号外:豪雨日常化、牙むく梅雨

私が子供の頃、梅雨の雨といえば、じとじとと一日中降るような雨でした。しかし最近の梅雨の雨は集中豪雨のようになってきました。毎年のように梅雨時期から夏場にかけて集中豪雨や大型台風が各地に大きな被害をもたらしています。今年も九州地区や岐阜県、長野県で水害が発生しています。「今までに経験したことのない雨量」、「50年に一度の大雨」といった表現や、「大雨特別警報」や「線状降水帯」という言葉を連日のように目に、耳にするようになりました。

2020年7月10日付け日本経済新聞電子版に掲載された記事より、

“活発な梅雨前線による「令和2年7月豪雨」の被害が広がっている。九州の豪雨は同じ場所で次々に積乱雲ができて列をなす線状降水帯が原因だった。岐阜や長野の雨は太平洋からの暖かく湿った風が山にぶつかり、発達した雨雲がもたらした。しばらくは全国のどこででも豪雨は起きうる。長期の温暖化傾向により、豪雨の「常態化」がさらに進みそうだ。

九州で球磨川の氾濫などをもたらした線状降水帯は、南シナ海や東シナ海から流れ込んだ大量の水蒸気によってできた。小さな低気圧の影響もあって九州付近で風がぶつかりあい、強い上昇気流が起きて次々に積乱雲を発生させた。7月3日夜~4日午前の豪雨の際に九州付近の上空に入った水蒸気量は、2017年7月の「九州北部豪雨」と同等かそれを上回る規模だったという。”

“7月8日に岐阜や長野を襲った豪雨は線状降水帯ではなく、梅雨前線の南側を前線に沿うように南西から北東へ動いた雲によって起きた。太平洋高気圧の縁沿いに吹く南西風に乗って暖かく湿った空気が日本に運ばれ、山岳地で強い上昇気流となって積乱雲を発達させた。

近年、多量の水蒸気が日本付近に流れ込むケースが目立つ。2018年の「平成30年7月豪雨(西日本豪雨)」で九州などに入った水蒸気量は過去最大だったことが気象庁の解析でわかっている。2019年10月の「令和元年台風19号」の際も台風本体の雲とは別に「大気の川」とも呼ばれる水蒸気の太い流れが東側にでき、強い雨をもたらした。なぜ水蒸気の強い流れが生じやすくなったのか。詳しい観測や解析ができるようになったのは最近で、不明な点も多いが、背景には長期的な温暖化の影響があるとの見方が有力だ。

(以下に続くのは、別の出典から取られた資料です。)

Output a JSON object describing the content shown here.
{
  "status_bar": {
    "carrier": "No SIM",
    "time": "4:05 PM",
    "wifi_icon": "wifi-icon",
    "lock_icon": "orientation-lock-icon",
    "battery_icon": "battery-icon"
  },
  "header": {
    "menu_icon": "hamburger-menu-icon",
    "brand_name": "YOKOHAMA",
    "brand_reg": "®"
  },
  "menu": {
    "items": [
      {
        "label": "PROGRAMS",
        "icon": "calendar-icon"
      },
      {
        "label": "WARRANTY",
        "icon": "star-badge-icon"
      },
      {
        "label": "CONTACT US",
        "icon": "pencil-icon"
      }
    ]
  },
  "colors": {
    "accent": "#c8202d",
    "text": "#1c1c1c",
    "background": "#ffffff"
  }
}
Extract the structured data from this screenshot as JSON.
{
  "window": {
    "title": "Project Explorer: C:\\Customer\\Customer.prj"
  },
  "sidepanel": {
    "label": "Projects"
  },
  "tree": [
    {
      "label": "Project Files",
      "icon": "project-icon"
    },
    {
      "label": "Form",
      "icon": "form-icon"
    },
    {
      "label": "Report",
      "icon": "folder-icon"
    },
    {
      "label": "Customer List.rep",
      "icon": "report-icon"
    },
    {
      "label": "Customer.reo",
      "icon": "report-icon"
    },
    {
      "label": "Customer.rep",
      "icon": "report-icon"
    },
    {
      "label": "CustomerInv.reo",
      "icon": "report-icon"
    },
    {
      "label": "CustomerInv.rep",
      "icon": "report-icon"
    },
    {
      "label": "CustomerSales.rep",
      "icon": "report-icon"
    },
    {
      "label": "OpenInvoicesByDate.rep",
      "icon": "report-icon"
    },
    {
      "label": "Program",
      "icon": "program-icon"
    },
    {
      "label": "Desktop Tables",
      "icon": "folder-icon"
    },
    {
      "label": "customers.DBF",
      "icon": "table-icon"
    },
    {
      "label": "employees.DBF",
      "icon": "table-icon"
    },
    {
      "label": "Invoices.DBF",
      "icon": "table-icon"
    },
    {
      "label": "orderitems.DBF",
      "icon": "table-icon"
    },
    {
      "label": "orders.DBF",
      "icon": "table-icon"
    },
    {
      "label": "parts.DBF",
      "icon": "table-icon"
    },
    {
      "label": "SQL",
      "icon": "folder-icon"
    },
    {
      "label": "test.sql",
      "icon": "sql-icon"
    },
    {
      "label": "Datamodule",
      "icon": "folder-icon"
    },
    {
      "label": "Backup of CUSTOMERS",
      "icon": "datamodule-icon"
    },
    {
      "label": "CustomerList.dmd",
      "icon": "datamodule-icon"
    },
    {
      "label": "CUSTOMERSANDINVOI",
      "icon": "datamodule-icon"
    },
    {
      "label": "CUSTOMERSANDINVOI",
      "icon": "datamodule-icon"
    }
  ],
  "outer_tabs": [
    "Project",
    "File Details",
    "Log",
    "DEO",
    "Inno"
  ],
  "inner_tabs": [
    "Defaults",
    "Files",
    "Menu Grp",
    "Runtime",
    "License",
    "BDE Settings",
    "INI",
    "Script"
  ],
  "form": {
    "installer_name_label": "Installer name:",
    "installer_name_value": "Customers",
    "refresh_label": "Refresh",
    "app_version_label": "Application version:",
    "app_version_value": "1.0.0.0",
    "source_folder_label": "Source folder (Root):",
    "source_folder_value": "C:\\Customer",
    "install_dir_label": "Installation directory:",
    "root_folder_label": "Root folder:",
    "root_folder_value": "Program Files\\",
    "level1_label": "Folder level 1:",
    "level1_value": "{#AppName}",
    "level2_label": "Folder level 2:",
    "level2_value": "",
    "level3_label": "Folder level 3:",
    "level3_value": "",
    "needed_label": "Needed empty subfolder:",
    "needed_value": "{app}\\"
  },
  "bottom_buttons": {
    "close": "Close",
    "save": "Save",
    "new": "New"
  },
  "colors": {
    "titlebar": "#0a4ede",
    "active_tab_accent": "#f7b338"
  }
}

日本に運ばれる水蒸気の量を決める2大要素は海面水温と気温だ。水温が高いと、その上を吹く風がより多くの水蒸気を受け取って運ぶ。また、気温が高いほど大気中に保持できる水蒸気の量は増え何かの刺激で雨として降ると膨大な量になる。”

“気象庁の観測では、少なくとも1980年代以降、日本上空の水蒸気量は気温と連動して増加傾向にある。気象研究所の計算によると西日本豪雨に伴う降水量は、1980年以降の気温上昇の影響で約6.5%上積みされたと考えられるという。今回の大雨は何日か降り続いたところへ短時間の豪雨が繰り返し、24時間降水量が400ミリを超えたところも続出した。これは河川の氾濫や土砂災害が間違いなく増えると言ってよい水準だ。

私は福岡県で生まれ、小学生のころまで九州北部で育ちました。当時から有明海周辺は「台風銀座」と呼ばれ、毎年のように台風が上陸し、かなりの風雨だったと記憶しています。しかし私が住んでいる地域が当時水害に見舞われることは(幸いにも)ありませんでした。記事にもあるように、最近の集中豪雨や大型台風の背景には地球温暖化の影響があります。「CO2排出量の削減」と聞くと、あまり身近な問題ではないように感じるかもしれません。しかしそのCO2が気候(海水温や気温)を温暖化させ、大量の水蒸気を発生させ、それが集中豪雨や大型台風となり日本に大きな災害を起こしているのですから、私たちにとって非常に身近な脅威です。

被害を受けられた皆様に心よりお見舞い申し上げるとともに、一日も早く生活を再建されることをお祈りしています。政府・自治体には、被災者の被害からの復興を支援していただくとともに、最近多発する水害の根本原因である地球温暖化への対策をしっかり実行していただきたいと思います。